In previous, shorter visits, I've gotten too excited about a list of places that I had to try. Duck with blue cheese and steak with bordeaulaise and delicate pike dumplings in a cream sauce. It's all so good, but no one can eat like that for long without either having to buy a seatbelt extender for the plane ride home or perhaps getting gout. I always find I can take it for a few days, and then I get the craving for a spicy curry, a vegetable stirfry, just something with a bit more spice and, sigh, less butter. It's maddening.
So we've been quiet on the French food scene knowing that it will be available to us for a long while now, and maybe we should limit it to once a week or something.
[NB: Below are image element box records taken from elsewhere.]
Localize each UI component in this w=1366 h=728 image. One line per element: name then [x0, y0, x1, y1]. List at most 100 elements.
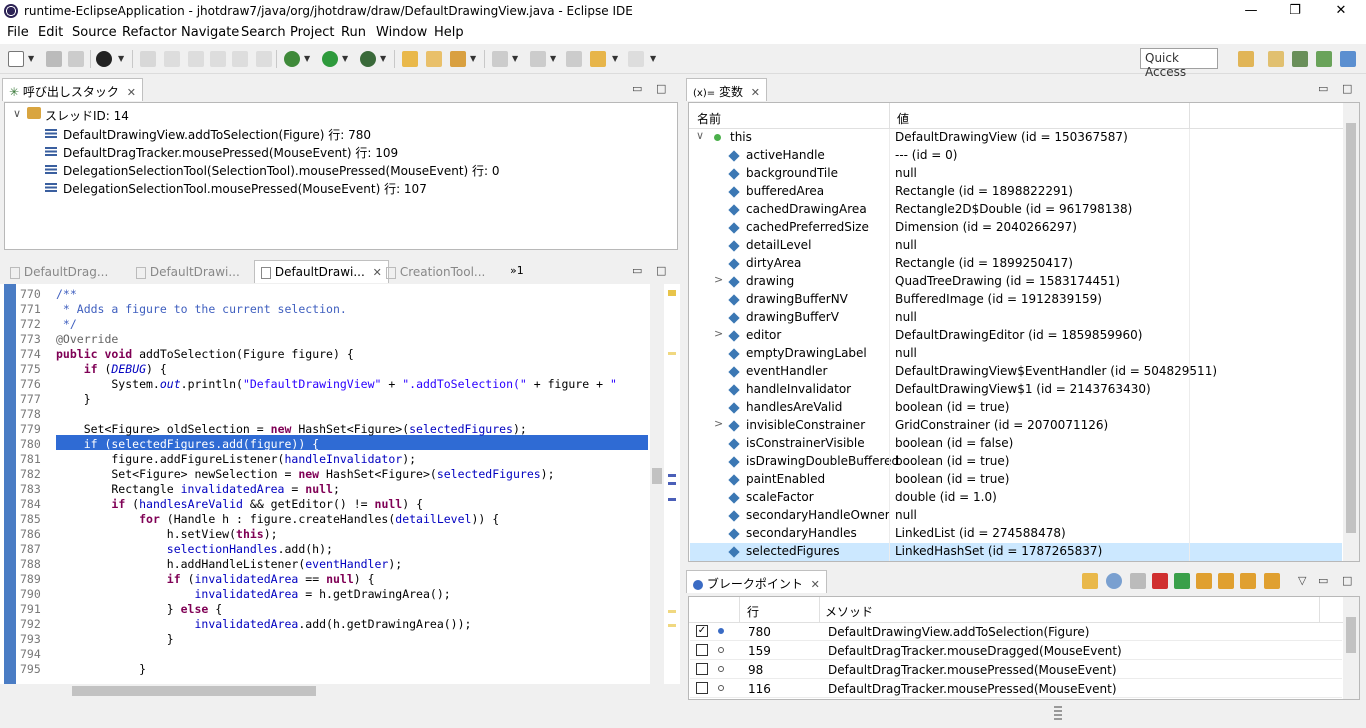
chevron-right-icon[interactable]: >	[714, 273, 723, 286]
breakpoint-row[interactable]: 159 DefaultDragTracker.mouseDragged(Mouse…	[690, 641, 1342, 660]
run-external-icon[interactable]	[360, 51, 376, 67]
maximize-icon[interactable]: □	[656, 82, 666, 95]
minimize-icon[interactable]: ▭	[632, 82, 642, 95]
last-edit-icon[interactable]	[566, 51, 582, 67]
step-into-icon[interactable]	[1196, 573, 1212, 589]
tab-editor[interactable]: DefaultDrag...	[4, 262, 114, 282]
tab-callstack[interactable]: ✳ 呼び出しスタック ✕	[2, 78, 143, 101]
column-value[interactable]: 値	[897, 110, 909, 127]
skip-breakpoints-icon[interactable]	[164, 51, 180, 67]
variable-row[interactable]: handlesAreValid boolean (id = true)	[690, 399, 1342, 417]
run-icon[interactable]	[322, 51, 338, 67]
outline-icon[interactable]	[210, 51, 226, 67]
save-icon[interactable]	[46, 51, 62, 67]
maximize-icon[interactable]: □	[656, 264, 666, 277]
chevron-down-icon[interactable]: ▼	[342, 54, 348, 63]
enable-checkbox[interactable]	[696, 644, 708, 656]
tab-variables[interactable]: (x)= 変数 ✕	[686, 78, 767, 101]
variable-row[interactable]: isDrawingDoubleBuffered boolean (id = tru…	[690, 453, 1342, 471]
menu-help[interactable]: Help	[434, 25, 464, 40]
enable-checkbox[interactable]	[696, 663, 708, 675]
scroll-thumb[interactable]	[1346, 617, 1356, 653]
enable-checkbox[interactable]	[696, 682, 708, 694]
variable-row[interactable]: eventHandler DefaultDrawingView$EventHand…	[690, 363, 1342, 381]
chevron-down-icon[interactable]: ▼	[380, 54, 386, 63]
thread-label[interactable]: スレッドID: 14	[45, 107, 129, 124]
variable-row[interactable]: handleInvalidator DefaultDrawingView$1 (i…	[690, 381, 1342, 399]
chevron-right-icon[interactable]: >	[714, 417, 723, 430]
variable-row[interactable]: cachedPreferredSize Dimension (id = 20402…	[690, 219, 1342, 237]
tab-editor-active[interactable]: DefaultDrawi... ✕	[254, 260, 389, 283]
debug-perspective-icon[interactable]	[1316, 51, 1332, 67]
resume-icon[interactable]	[1174, 573, 1190, 589]
breakpoint-row[interactable]: ✓ 780 DefaultDrawingView.addToSelection(Fi…	[690, 622, 1342, 641]
chevron-down-icon[interactable]: ▼	[512, 54, 518, 63]
new-icon[interactable]	[8, 51, 24, 67]
variable-row[interactable]: > drawing QuadTreeDrawing (id = 1583174451…	[690, 273, 1342, 291]
open-perspective-icon[interactable]	[1238, 51, 1254, 67]
menu-window[interactable]: Window	[376, 25, 427, 40]
variable-row[interactable]: ∨ this DefaultDrawingView (id = 150367587)	[690, 129, 1342, 147]
menu-search[interactable]: Search	[241, 25, 286, 40]
java-perspective-icon[interactable]	[1292, 51, 1308, 67]
pilcrow-icon[interactable]	[256, 51, 272, 67]
skip-all-icon[interactable]	[1130, 573, 1146, 589]
variable-row[interactable]: > editor DefaultDrawingEditor (id = 185985…	[690, 327, 1342, 345]
chevron-down-icon[interactable]: ∨	[696, 129, 704, 142]
variable-row[interactable]: scaleFactor double (id = 1.0)	[690, 489, 1342, 507]
variable-row[interactable]: activeHandle --- (id = 0)	[690, 147, 1342, 165]
enable-checkbox[interactable]: ✓	[696, 625, 708, 637]
scroll-thumb[interactable]	[1346, 123, 1356, 533]
remove-icon[interactable]	[1152, 573, 1168, 589]
chevron-down-icon[interactable]: ∨	[13, 107, 21, 120]
tab-breakpoints[interactable]: ブレークポイント ✕	[686, 570, 827, 593]
forward-arrow-icon[interactable]	[628, 51, 644, 67]
step-over-icon[interactable]	[1218, 573, 1234, 589]
variable-row[interactable]: drawingBufferV null	[690, 309, 1342, 327]
menu-refactor[interactable]: Refactor	[122, 25, 177, 40]
minimize-icon[interactable]: ▭	[632, 264, 642, 277]
quick-access-input[interactable]: Quick Access	[1140, 48, 1218, 79]
restore-button[interactable]: ❐	[1272, 0, 1318, 22]
variable-row[interactable]: drawingBufferNV BufferedImage (id = 19128…	[690, 291, 1342, 309]
menu-project[interactable]: Project	[290, 25, 334, 40]
menu-run[interactable]: Run	[341, 25, 366, 40]
minimize-button[interactable]: —	[1228, 0, 1274, 22]
column-name[interactable]: 名前	[697, 110, 721, 127]
chevron-down-icon[interactable]: ▼	[118, 54, 124, 63]
breakpoint-row[interactable]: 98 DefaultDragTracker.mousePressed(MouseE…	[690, 660, 1342, 679]
tab-editor[interactable]: DefaultDrawi...	[130, 262, 246, 282]
variable-row[interactable]: dirtyArea Rectangle (id = 1899250417)	[690, 255, 1342, 273]
toggle-breakpoint-icon[interactable]	[140, 51, 156, 67]
variable-row[interactable]: bufferedArea Rectangle (id = 1898822291)	[690, 183, 1342, 201]
chevron-down-icon[interactable]: ▽	[1298, 574, 1306, 587]
variable-row[interactable]: selectedFigures LinkedHashSet (id = 17872…	[690, 543, 1342, 561]
variable-row[interactable]: paintEnabled boolean (id = true)	[690, 471, 1342, 489]
close-button[interactable]: ✕	[1318, 0, 1364, 22]
menu-file[interactable]: File	[7, 25, 29, 40]
debug-bug-icon[interactable]	[284, 51, 300, 67]
scroll-thumb[interactable]	[72, 686, 316, 696]
chevron-right-icon[interactable]: >	[714, 327, 723, 340]
menu-navigate[interactable]: Navigate	[181, 25, 239, 40]
variables-scrollbar[interactable]	[1343, 103, 1359, 561]
show-targets-icon[interactable]	[1106, 573, 1122, 589]
column-method[interactable]: メソッド	[825, 603, 873, 620]
close-icon[interactable]: ✕	[127, 86, 136, 99]
minimize-icon[interactable]: ▭	[1318, 574, 1328, 587]
tab-editor[interactable]: CreationTool...	[380, 262, 491, 282]
chevron-down-icon[interactable]: ▼	[612, 54, 618, 63]
tab-overflow[interactable]: »1	[510, 264, 524, 277]
java-ee-perspective-icon[interactable]	[1268, 51, 1284, 67]
maximize-icon[interactable]: □	[1342, 82, 1352, 95]
back-arrow-icon[interactable]	[590, 51, 606, 67]
variable-row[interactable]: isConstrainerVisible boolean (id = false)	[690, 435, 1342, 453]
close-icon[interactable]: ✕	[751, 86, 760, 99]
chevron-down-icon[interactable]: ▼	[28, 54, 34, 63]
prev-annotation-icon[interactable]	[530, 51, 546, 67]
variable-row[interactable]: emptyDrawingLabel null	[690, 345, 1342, 363]
step-return-icon[interactable]	[1240, 573, 1256, 589]
close-icon[interactable]: ✕	[811, 578, 820, 591]
step-filter-icon[interactable]	[188, 51, 204, 67]
editor-scrollbar[interactable]	[650, 284, 664, 684]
I don't have a full kitchen yet, but I've been making salads and simple dishes to go with the really good bread I get every day. Nice and light and a good way to try all the interesting produce, but eating at home isn't the most exciting way to experience the city.
The first time I got a craving for noodles was impulsive. There's a pretty big block of Japanese places nearby, and I picked a random one based on the fact that it looked clean and it wasn't too crowded.
Big mistake.
I got shrimp Udon, but there was something really weird about it. The fact that it was topped with a pancake of fries that were quickly sopping up the broth and becoming really unappealing and sad should have clued me in that perhaps this isn't the best place to get my noodle fix. It's really hard to move from New York, with it's abundance of really excellent ethnic food, to a place that seems to take them seriously at all. Kind of depressing.
No worries though...the internet saves the day. We found a great little Vietnamese place in the Latin Quarter called Bonjour Vietnam.
Really nice noodles that I don't have to gripe about how much I miss my haunts in NYC. Which I do. Just not as much now.
They had imitation Sriracha, but I won't hold that against them. I haven't seen the real-deal hot sauce at all here, but I'm pretty good at searching these things out.
It was exactly what we needed as we had been holding out hope that we would find a good place for Asian food since we first conceived of moving here. It was like a big bowl of anti-anxiety noodles, with a good clear broth and veggies and a few slices of beef on top. Nom.
It's the perfect anecdote to all the good French food that we are about to eat.